Dossier: 98-355-IT-APP

ENTRE:

163985 CANADA INC.,

requérante,

et

SA MAJESTÉ LA REINE,

intimée.

L’honorable juge P.R. Dussault

Motifs de l’ordonnance

[1]Il s’agit d’une demande faite en vertu de la Loi de l’impôt sur le revenu (la “ Loi ”) visant à obtenir la prorogation du délai dans lequel la requérante peut signifier au ministre du Revenu national (le “ ministre ”) des avis d’opposition à trois cotisations dont les avis portent les numéros 02911, 02912 et 02913 et sont datés du 2 février 1998.

[2]La requérante n’a pas signifié d’avis d’opposition dans le délai imparti par l’alinéa 165(1)a) de la Loi, c’est-à-dire dans les quatre-vingt-dix jours suivant la date de la mise à la poste des avis de cotisation.
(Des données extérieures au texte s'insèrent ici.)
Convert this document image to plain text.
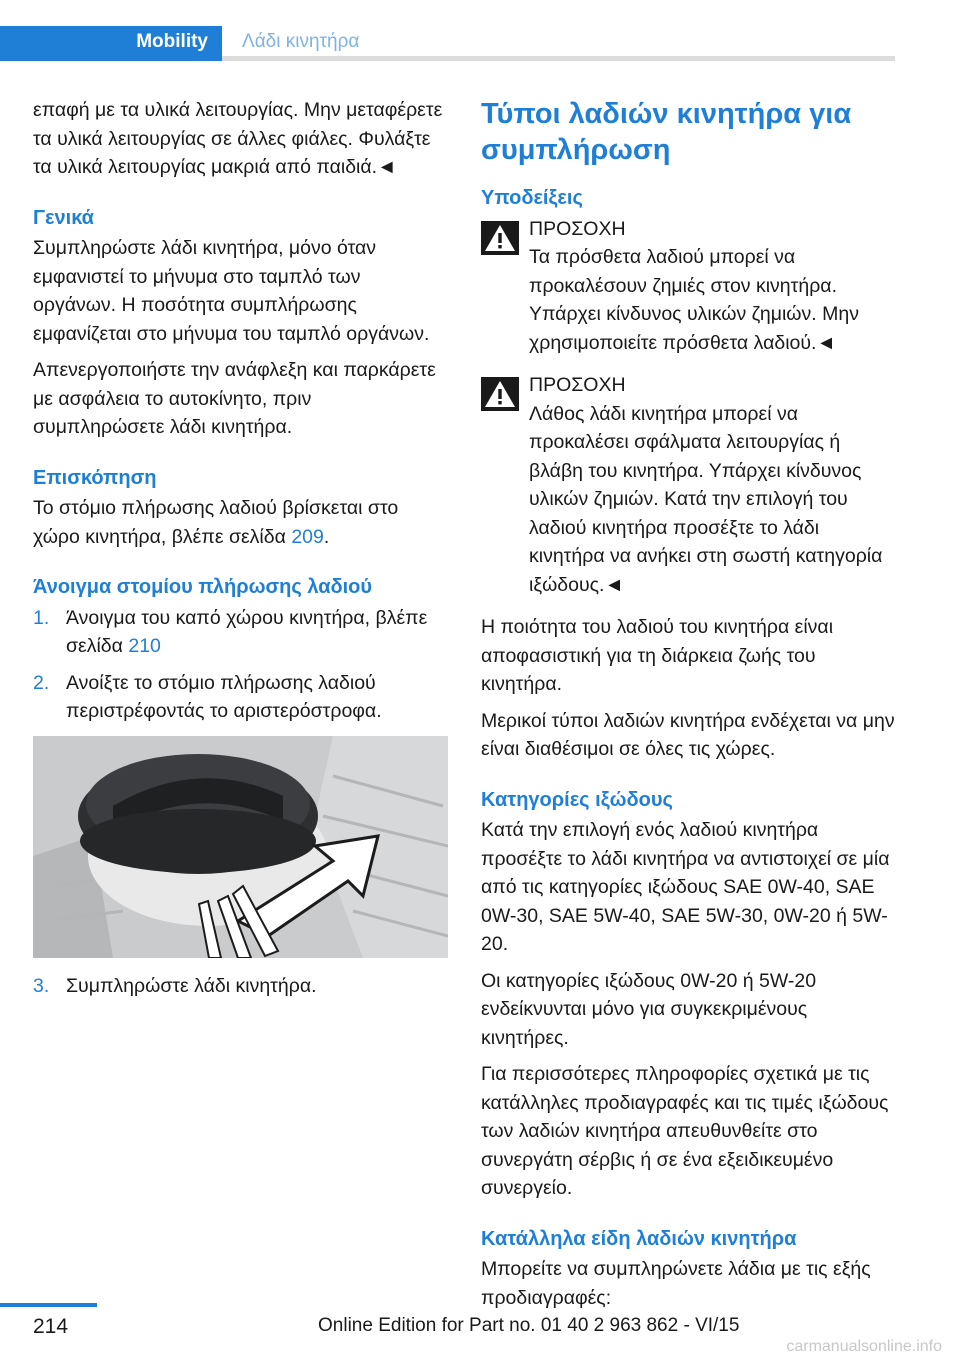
Mobility Λάδι κινητήρα

επαφή με τα υλικά λειτουργίας. Μην μεταφέρετε τα υλικά λειτουργίας σε άλλες φιάλες. Φυλάξτε τα υλικά λειτουργίας μακριά από παιδιά.◄

Γενικά

Συμπληρώστε λάδι κινητήρα, μόνο όταν εμφανιστεί το μήνυμα στο ταμπλό των οργάνων. Η ποσότητα συμπλήρωσης εμφανίζεται στο μήνυμα του ταμπλό οργάνων.

Απενεργοποιήστε την ανάφλεξη και παρκάρετε με ασφάλεια το αυτοκίνητο, πριν συμπληρώσετε λάδι κινητήρα.

Επισκόπηση

Το στόμιο πλήρωσης λαδιού βρίσκεται στο χώρο κινητήρα, βλέπε σελίδα 209.

Άνοιγμα στομίου πλήρωσης λαδιού
1. Άνοιγμα του καπό χώρου κινητήρα, βλέπε σελίδα 210
2. Ανοίξτε το στόμιο πλήρωσης λαδιού περιστρέφοντάς το αριστερόστροφα.
3. Συμπληρώστε λάδι κινητήρα.
Τύποι λαδιών κινητήρα για συμπλήρωση
Υποδείξεις
ΠΡΟΣΟΧΗ
Τα πρόσθετα λαδιού μπορεί να προκαλέσουν ζημιές στον κινητήρα. Υπάρχει κίνδυνος υλικών ζημιών. Μην χρησιμοποιείτε πρόσθετα λαδιού.◄
ΠΡΟΣΟΧΗ
Λάθος λάδι κινητήρα μπορεί να προκαλέσει σφάλματα λειτουργίας ή βλάβη του κινητήρα. Υπάρχει κίνδυνος υλικών ζημιών. Κατά την επιλογή του λαδιού κινητήρα προσέξτε το λάδι κινητήρα να ανήκει στη σωστή κατηγορία ιξώδους.◄

Η ποιότητα του λαδιού του κινητήρα είναι αποφασιστική για τη διάρκεια ζωής του κινητήρα.

Μερικοί τύποι λαδιών κινητήρα ενδέχεται να μην είναι διαθέσιμοι σε όλες τις χώρες.

Κατηγορίες ιξώδους

Κατά την επιλογή ενός λαδιού κινητήρα προσέξτε το λάδι κινητήρα να αντιστοιχεί σε μία από τις κατηγορίες ιξώδους SAE 0W-40, SAE 0W-30, SAE 5W-40, SAE 5W-30, 0W-20 ή 5W-20.

Οι κατηγορίες ιξώδους 0W-20 ή 5W-20 ενδείκνυνται μόνο για συγκεκριμένους κινητήρες.

Για περισσότερες πληροφορίες σχετικά με τις κατάλληλες προδιαγραφές και τις τιμές ιξώδους των λαδιών κινητήρα απευθυνθείτε στο συνεργάτη σέρβις ή σε ένα εξειδικευμένο συνεργείο.

Κατάλληλα είδη λαδιών κινητήρα

Μπορείτε να συμπληρώνετε λάδια με τις εξής προδιαγραφές:

214	Online Edition for Part no. 01 40 2 963 862 - VI/15
carmanualsonline.info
Au lieu de ce faire, la requérante a déposé auprès du ministre, le 2 juin 1998, une demande de prorogation du délai de signification d'avis d’opposition, et ces avis ont été déposés avec la demande.

[3]Le 3 juillet 1998, le ministre a rejeté la demande de prorogation du délai, et le 29 septembre 1998, la requérante a déposé la présente demande auprès de la Cour.

[4]La requérante se fonde essentiellement sur le sous-alinéa 166.2(5)b)(i)de la Loi. On lit ce qui suit au paragraphe 5 de la demande :

De plus, l’Appelante [sic] n’a pu agir ni charger quelqu’un d’agir en son nom car l’Appelante [sic] a, pour la première fois, eu connaissance de l’existence desdits avis de cotisation lorsque monsieur Léger, du service de perception de l’Intimée, lui a remis une photocopie desdits avis de cotisation.

[5]Au paragraphe 9 de la demande, on fait valoir qu'il incombait à l’intimée d’établir que les avis de cotisation avaient été envoyés à l’appelante.

[6] L’intimée soutient que la requérante n’a pas satisfait aux conditions énoncées aux sous-alinéas 166.2(5)b)(i), (ii) et (iii) de la Loi.

[7]L’avocat de la requérante a produit plusieurs témoins afin de démontrer que les avis de cotisation n’ont jamais été reçus en février 1998, peu après avoir été établis.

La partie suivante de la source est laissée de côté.